En 2016, des expériences menées dans 17 laboratoires ne parviennent pas à répliquer les résultats obtenus en 1988.

En 2019, le chercheur Nicholas Coles, de l’Université Stanford, compile cinquante ans de recherches et 138 études dans une méta-analyse qui tend à montrer que la modification de l'expression du visage peut modifier les émotions ressenties.

À la suite de sa méta-analyse, le chercheur Nicholas Coles décide de trancher la question une fois pour toutes en regroupant au sein d’une même étude le projet "Many miles", des chercheurs qui défendent ou s’opposent à la théorie de la rétroaction faciale.

Des résultats déterminants

L'étude a été menée auprès de 3.878 participants dans 19 pays répartis en trois groupes dans lesquels les trois techniques utilisées dans les études précédentes ont été testées, à savoir "imiter les expressions faciales d'acteurs apparaissant sur des photos", "déplacer les coins de la bouche vers les joues en utilisant uniquement les muscles faciaux" ou encore "utiliser la technique du stylo dans la bouche qui consiste à déplacer les muscles faciaux pour simuler un sourire".
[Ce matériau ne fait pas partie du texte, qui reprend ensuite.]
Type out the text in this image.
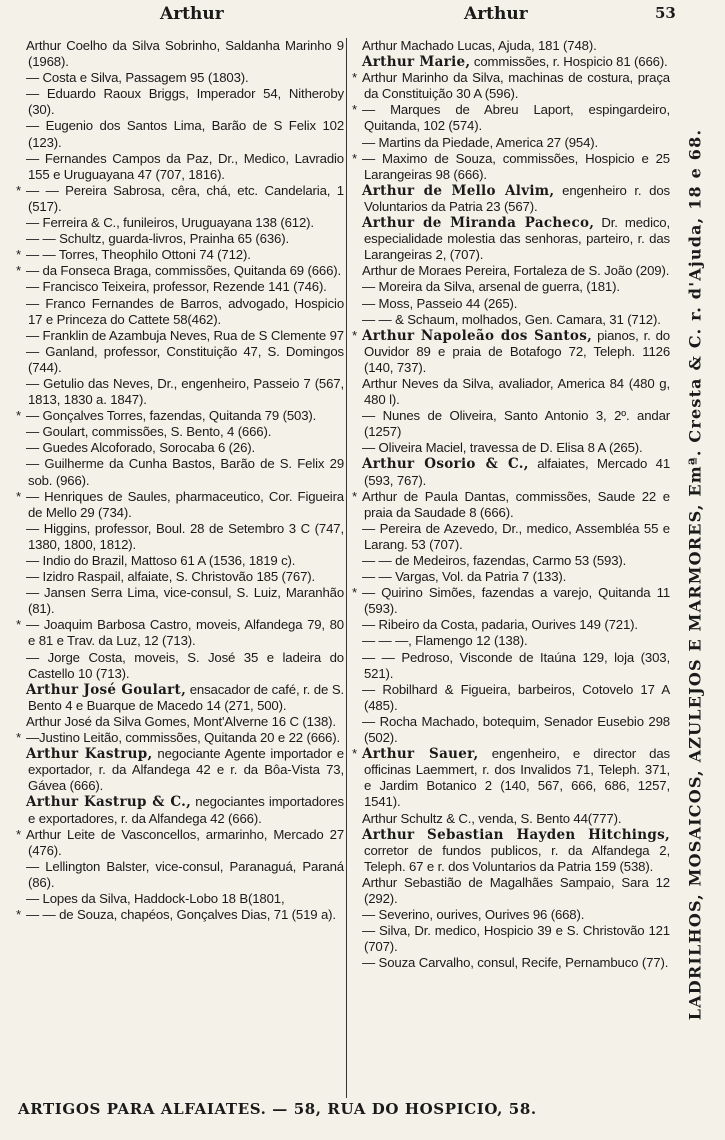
Arthur	Arthur	53

Arthur Coelho da Silva Sobrinho, Saldanha Marinho 9 (1968).

— Costa e Silva, Passagem 95 (1803).

— Eduardo Raoux Briggs, Imperador 54, Nitheroby (30).

— Eugenio dos Santos Lima, Barão de S Felix 102 (123).

— Fernandes Campos da Paz, Dr., Medico, Lavradio 155 e Uruguayana 47 (707, 1816).

* — — Pereira Sabrosa, cêra, chá, etc. Candelaria, 1 (517).

— Ferreira & C., funileiros, Uruguayana 138 (612).

— — Schultz, guarda-livros, Prainha 65 (636).

* — — Torres, Theophilo Ottoni 74 (712).

* — da Fonseca Braga, commissões, Quitanda 69 (666).

— Francisco Teixeira, professor, Rezende 141 (746).

— Franco Fernandes de Barros, advogado, Hospicio 17 e Princeza do Cattete 58(462).

— Franklin de Azambuja Neves, Rua de S Clemente 97

— Ganland, professor, Constituição 47, S. Domingos (744).

— Getulio das Neves, Dr., engenheiro, Passeio 7 (567, 1813, 1830 a. 1847).

* — Gonçalves Torres, fazendas, Quitanda 79 (503).

— Goulart, commissões, S. Bento, 4 (666).

— Guedes Alcoforado, Sorocaba 6 (26).

— Guilherme da Cunha Bastos, Barão de S. Felix 29 sob. (966).

* — Henriques de Saules, pharmaceutico, Cor. Figueira de Mello 29 (734).

— Higgins, professor, Boul. 28 de Setembro 3 C (747, 1380, 1800, 1812).

— Indio do Brazil, Mattoso 61 A (1536, 1819 c).

— Izidro Raspail, alfaiate, S. Christovão 185 (767).

— Jansen Serra Lima, vice-consul, S. Luiz, Maranhão (81).

* — Joaquim Barbosa Castro, moveis, Alfandega 79, 80 e 81 e Trav. da Luz, 12 (713).

— Jorge Costa, moveis, S. José 35 e ladeira do Castello 10 (713).

Arthur José Goulart, ensacador de café, r. de S. Bento 4 e Buarque de Macedo 14 (271, 500).

Arthur José da Silva Gomes, Mont'Alverne 16 C (138).

* —Justino Leitão, commissões, Quitanda 20 e 22 (666).

Arthur Kastrup, negociante Agente importador e exportador, r. da Alfandega 42 e r. da Bôa-Vista 73, Gávea (666).

Arthur Kastrup & C., negociantes importadores e exportadores, r. da Alfandega 42 (666).

* Arthur Leite de Vasconcellos, armarinho, Mercado 27 (476).

— Lellington Balster, vice-consul, Paranaguá, Paraná (86).

— Lopes da Silva, Haddock-Lobo 18 B(1801,

* — — de Souza, chapéos, Gonçalves Dias, 71 (519 a).

Arthur Machado Lucas, Ajuda, 181 (748).

Arthur Marie, commissões, r. Hospicio 81 (666).

* Arthur Marinho da Silva, machinas de costura, praça da Constituição 30 A (596).

* — Marques de Abreu Laport, espingardeiro, Quitanda, 102 (574).

— Martins da Piedade, America 27 (954).

* — Maximo de Souza, commissões, Hospicio e 25 Larangeiras 98 (666).

Arthur de Mello Alvim, engenheiro r. dos Voluntarios da Patria 23 (567).

Arthur de Miranda Pacheco, Dr. medico, especialidade molestia das senhoras, parteiro, r. das Larangeiras 2, (707).

Arthur de Moraes Pereira, Fortaleza de S. João (209).

— Moreira da Silva, arsenal de guerra, (181).

— Moss, Passeio 44 (265).

— — & Schaum, molhados, Gen. Camara, 31 (712).

* Arthur Napoleão dos Santos, pianos, r. do Ouvidor 89 e praia de Botafogo 72, Teleph. 1126 (140, 737).

Arthur Neves da Silva, avaliador, America 84 (480 g, 480 l).

— Nunes de Oliveira, Santo Antonio 3, 2º. andar (1257)

— Oliveira Maciel, travessa de D. Elisa 8 A (265).

Arthur Osorio & C., alfaiates, Mercado 41 (593, 767).

* Arthur de Paula Dantas, commissões, Saude 22 e praia da Saudade 8 (666).

— Pereira de Azevedo, Dr., medico, Assembléa 55 e Larang. 53 (707).

— — de Medeiros, fazendas, Carmo 53 (593).

— — Vargas, Vol. da Patria 7 (133).

* — Quirino Simões, fazendas a varejo, Quitanda 11 (593).

— Ribeiro da Costa, padaria, Ourives 149 (721).

— — —, Flamengo 12 (138).

— — Pedroso, Visconde de Itaúna 129, loja (303, 521).

— Robilhard & Figueira, barbeiros, Cotovelo 17 A (485).

— Rocha Machado, botequim, Senador Eusebio 298 (502).

* Arthur Sauer, engenheiro, e director das officinas Laemmert, r. dos Invalidos 71, Teleph. 371, e Jardim Botanico 2 (140, 567, 666, 686, 1257, 1541).

Arthur Schultz & C., venda, S. Bento 44(777).

Arthur Sebastian Hayden Hitchings, corretor de fundos publicos, r. da Alfandega 2, Teleph. 67 e r. dos Voluntarios da Patria 159 (538).

Arthur Sebastião de Magalhães Sampaio, Sara 12 (292).

— Severino, ourives, Ourives 96 (668).

— Silva, Dr. medico, Hospicio 39 e S. Christovão 121 (707).

— Souza Carvalho, consul, Recife, Pernambuco (77). LADRILHOS, MOSAICOS, AZULEJOS E MARMORES, Emª. Cresta & C. r. d'Ajuda, 18 e 68.
ARTIGOS PARA ALFAIATES. — 58, RUA DO HOSPICIO, 58.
Dans chacun des groupes, la moitié des participants ont effectué la tâche en regardant des images joyeuses de chiots, de chatons, de fleurs et de feux d'artifice, et l'autre moitié a simplement observé un écran vide. Ils ont également vu ces mêmes types d'images (ou leur absence) en présentant une expression faciale neutre.

Les résultats obtenus permettent d’établir que les deux premières méthodes entraînent une augmentation perceptible du bonheur, ce qui prouve que les émotions humaines sont liées aux mouvements musculaires. La technique du stylo n’a pas donné de résultats concluants, probablement parce qu’elle ne permet pas de créer une expression authentique qui ressemble beaucoup au sourire.

Ces résultats constituent un argument convaincant en faveur d'un lien entre les émotions humaines et les mouvements musculaires ou d'autres sensations physiques.

"La rétroaction faciale existe, mais ses effets sont faibles. Rien toutefois pour permettre d’espérer traiter la dépression", affirme Pierrich Plusquellec, qui pense toutefois que ces résultats, obtenus après des rétroactions faciales de 5 secondes, ouvrent la porte à d’autres expériences.

Pou rappel, il existe deux types de sourires. Le sourire vrai (involontaire) met en jeu les muscles grands zygomatiques, qui s'étirent obliquement de la pommette à la commissure des lèvres, et les muscles orbiculaires de l'œil, qui forment une zone elliptique autour des paupières et s'étalent en une couche mince sur les paupières elles-mêmes. Le second : sourire faux ou social (volontaire), dans lequel seuls les muscles zygomatiques sont contractés.